My Dinner With Chelsea Tales...
December 20, 1998 Previous Tale More Tales Next Tale

A Brush With Inner Impulses

On Thursday night, Susan and I went out to dinner with our friends Richard and John. Richard, a fellow consultant and one of Susan's best pals, had been instrumental in helping both of us get well-paying writing contracts with the faceless monolith of the U.S. Government, and we took them to dinner as a token of thanks. Richard does substantial consulting for one particular agency, where he is paid ludicrous sums of money to suffer fools gladly.

Richard and John have been together for seven years, and own a house together. After all that togetherness, they've just managed to achieve a grudging acceptance from John's family of Missouri socialites, and horrified rejection from Richard's fundamentalist Tennessee redneck parents. Richard had just sent his parents a letter about this situation, which he let me read out loud. It was a typewritten explosion of bitter estrangement mixed with childish hope that his family might somehow try to come to terms with the fact that their son loved another man. I was a little surprised to see something so plaintively honest coming from Richard, who cloaks himself in irony and affects perpetual disdain for the world around him.

We took them to a new restaurant in downtown DC, and who did we sit down next to but Chelsea fucking Clinton! We played it very cool, but inside I found myself very excited at this brush with fame. She was with a young, goateed fellow who was heavily utilizing first-date body language -- one arm slung over the back of the chair, etc. It was really rather laughable, and we all agreed that Chelsea could do much better. Then, Richard went to the bathroom and got a clear look at the young woman's face, and discovered it was not Chelsea Clinton at all. We were very disappointed.

I had a very interesting discussion with John, a pediatric critical care doctor, about the nature of working in a life-and-death field. I miss my days as an Emergency Medical Technician, when a good day at work meant I'd held a life in my hands and kept death away from it. I loved being near the bare bones of human existence, seeing the faint and rare glow of life stripped of its many cloaks and guises. It wasn't always a joyful occupation: I believe it sometimes made me callous and detached from the details of everyday life, and I found myself fighting an occasional desensitization to the pain of patients and their families. Yet the compulsion to return there, to go back and lend a hand at the scene of a constantly-unfolding human disaster, is very strong.

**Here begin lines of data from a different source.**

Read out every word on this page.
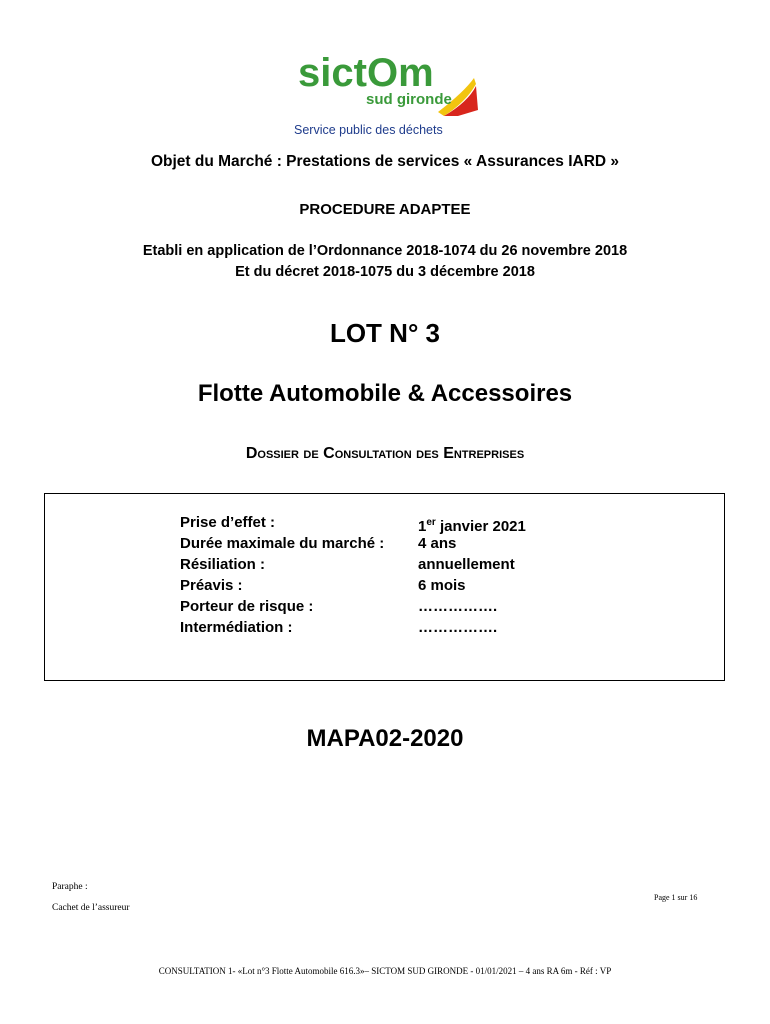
sictOm
sud gironde
Service public des déchets
Objet du Marché : Prestations de services « Assurances IARD »
PROCEDURE ADAPTEE
Etabli en application de l’Ordonnance 2018-1074 du 26 novembre 2018
Et du décret 2018-1075 du 3 décembre 2018
LOT N° 3
Flotte Automobile & Accessoires
Dossier de Consultation des Entreprises
Prise d’effet :	1er janvier 2021
Durée maximale du marché :	4 ans
Résiliation :	annuellement
Préavis :	6 mois
Porteur de risque :	…………….
Intermédiation :	…………….
MAPA02-2020
Paraphe :
Cachet de l’assureur
Page 1 sur 16
CONSULTATION 1- «Lot n°3 Flotte Automobile 616.3»– SICTOM SUD GIRONDE - 01/01/2021 – 4 ans RA 6m - Réf : VP
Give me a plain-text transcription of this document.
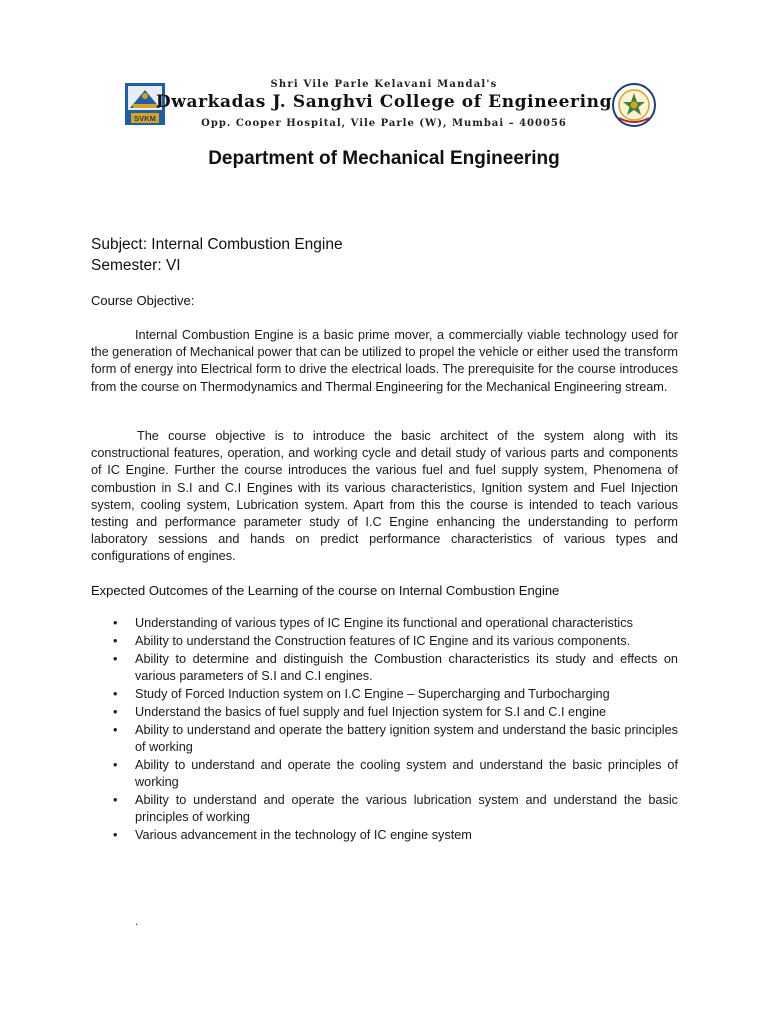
SVKM
Shri Vile Parle Kelavani Mandal's
Dwarkadas J. Sanghvi College of Engineering
Opp. Cooper Hospital, Vile Parle (W), Mumbai – 400056
Department of Mechanical Engineering
Subject: Internal Combustion Engine
Semester: VI
Course Objective:

Internal Combustion Engine is a basic prime mover, a commercially viable technology used for the generation of Mechanical power that can be utilized to propel the vehicle or either used the transform form of energy into Electrical form to drive the electrical loads. The prerequisite for the course introduces from the course on Thermodynamics and Thermal Engineering for the Mechanical Engineering stream.

The course objective is to introduce the basic architect of the system along with its constructional features, operation, and working cycle and detail study of various parts and components of IC Engine. Further the course introduces the various fuel and fuel supply system, Phenomena of combustion in S.I and C.I Engines with its various characteristics, Ignition system and Fuel Injection system, cooling system, Lubrication system. Apart from this the course is intended to teach various testing and performance parameter study of I.C Engine enhancing the understanding to perform laboratory sessions and hands on predict performance characteristics of various types and configurations of engines.

Expected Outcomes of the Learning of the course on Internal Combustion Engine
• Understanding of various types of IC Engine its functional and operational characteristics
• Ability to understand the Construction features of IC Engine and its various components.
• Ability to determine and distinguish the Combustion characteristics its study and effects on various parameters of S.I and C.I engines.
• Study of Forced Induction system on I.C Engine – Supercharging and Turbocharging
• Understand the basics of fuel supply and fuel Injection system for S.I and C.I engine
• Ability to understand and operate the battery ignition system and understand the basic principles of working
• Ability to understand and operate the cooling system and understand the basic principles of working
• Ability to understand and operate the various lubrication system and understand the basic principles of working
• Various advancement in the technology of IC engine system
.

Later, when I went downstairs to the bathroom, I passed an "Employees Only" door and happened to hear a few moments of a furious argument between staff members inside. A large key ring was dangling from the door, and in a sudden larcenous impulse, I snatched it. I walked on into the men's room to examine my stolen goods. Several keys of various sizes hung off the ring, doubtless fitting the storerooms and other nooks of the restaurant. It occurred to me that I had no need or interest in these items. It was like the wave of compulsion had moved on without me, so I decided to leave the keys in the bathroom. On leaving the men's room, however, I could hear the argument still raging behind closed doors. Something about this made me reconsider my decision for a moment, as if the restaurant was invested with such bad karma that it would be appropriate to lift their keys for my own amusement. But the sensation passed, and I continued upstairs.

Back at the table, I explained why I was gone for some long. My dinner companions promptly assaulted my morals. They found it simply inconceivable that I had merely answered some call within me to snag the keys and keep walking, and I was unable to explain the overwhelming urge that had seemed so rational only moments earlier. I found it similarly impossible to understand how they could be free of such passing immoral impulses.